ATLANTA — A heart-wrenching TV commercial is being played frequently across Georgia airwaves as voters go to the polls even now during early voting to decide whether to give themselves a tax increase.
In the commercial, Stephanie McConnell grieves over the loss of her 3-year-old son who could not receive the medical attention he needed to survive after falling into a swimming pool earlier this year.
On Nov. 2, Georgia voters will decide whether to add an annual $10 tag fee on private passenger vehicles to fund more trauma care centers in the state’s rural areas and maintain the current centers. The question is being posed as a state constitutional amendment.
Cautiously, Republican State Sen. Bill Heath (District 31) observed in an article this week in The Tallapoosa Journal, “While we must ensure an adequate and effective trauma care system in Georgia, I am wary of any additional government-mandated taxes on Georgians. As legislators, we felt the best response to this would be to put the decision in the hands of the voters.”
In favor of the amendment, State Rep. Howard Maxwell (District 17), also a Republican, said in the same article, “Georgia’s trauma care system is in desperate need of a source of funding. This funding mechanism will ensure that Georgia can maintain a reliable trauma care network.”
Maxwell noted that the decision to place this question on the ballot passed the Georgia Senate 46-2 and the Georgia House 149-14.
In opposition to Amendment 2, Virginia Galloway, state director of Americans for Prosperity Georgia and a Republican, was quoted in The Augusta Chronicle as saying, “I don’t think taxpayers should be funding the bill for trauma care.”
The Libertarian Party of Georgia also is opposed to this amendment due to the tax increase.
Heath explained there are no “level 1” trauma centers in South Georgia. The first hour for trauma patients is vital to determine their survival or eventual recovery, he noted.
An estimated $82 million each year would go to a designated trauma fund under the direction of a state Trauma Commission, Heath noted..

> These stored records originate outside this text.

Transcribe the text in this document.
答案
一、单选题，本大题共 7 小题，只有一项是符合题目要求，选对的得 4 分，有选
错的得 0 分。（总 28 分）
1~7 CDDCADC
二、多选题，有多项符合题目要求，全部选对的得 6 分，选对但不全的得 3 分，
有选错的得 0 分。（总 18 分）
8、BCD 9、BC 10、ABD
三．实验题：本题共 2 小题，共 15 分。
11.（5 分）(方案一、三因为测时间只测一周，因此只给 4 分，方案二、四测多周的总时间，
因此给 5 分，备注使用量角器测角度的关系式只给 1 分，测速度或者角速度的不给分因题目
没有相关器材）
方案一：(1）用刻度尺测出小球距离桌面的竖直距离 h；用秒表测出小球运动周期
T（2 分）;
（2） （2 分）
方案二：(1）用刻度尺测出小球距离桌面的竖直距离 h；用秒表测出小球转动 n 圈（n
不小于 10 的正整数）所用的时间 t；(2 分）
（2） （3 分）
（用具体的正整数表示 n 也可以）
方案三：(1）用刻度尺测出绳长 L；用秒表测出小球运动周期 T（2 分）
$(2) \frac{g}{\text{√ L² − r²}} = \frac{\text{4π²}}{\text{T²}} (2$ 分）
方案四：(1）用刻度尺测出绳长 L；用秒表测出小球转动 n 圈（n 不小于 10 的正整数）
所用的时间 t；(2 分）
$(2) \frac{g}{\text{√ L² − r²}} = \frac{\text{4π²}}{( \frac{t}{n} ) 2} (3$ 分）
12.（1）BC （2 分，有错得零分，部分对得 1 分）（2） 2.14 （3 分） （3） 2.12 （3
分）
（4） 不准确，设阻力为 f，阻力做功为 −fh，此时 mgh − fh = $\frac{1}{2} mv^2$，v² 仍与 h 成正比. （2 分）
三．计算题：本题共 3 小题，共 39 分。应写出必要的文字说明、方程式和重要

George Israel, chairman of Yes2SaveLives.com, said on the website that the funds “will train 911 professionals, paramedics, critical care nurses and physicians, increase rapid transport, provide the latest life-saving equipment and technology and upgrade more emergency rooms to trauma centers.”
“A hospital with an emergency room is not a trauma center,” he explained. “A trauma center has the professional medical staff and life-saving equipment available 24 hours a day to immediately care for severely injured patients.”
Georgia has four Level 1 Trauma Centers in Atlanta, Augusta, Macon and Savannah, he added. “Georgia only has 16 hospitals with trauma centers, and we need at least 30 centers to meet the needs of our citizens.”
Israel claims that deaths from trauma injuries in Georgia are “20 percent higher than the national average because access to trauma care is severely limited.”
The Yes 2 Save Lives Campaign represents concerned citizens, safety and community advocates, health care providers, local governments and members of the business community, according to the website.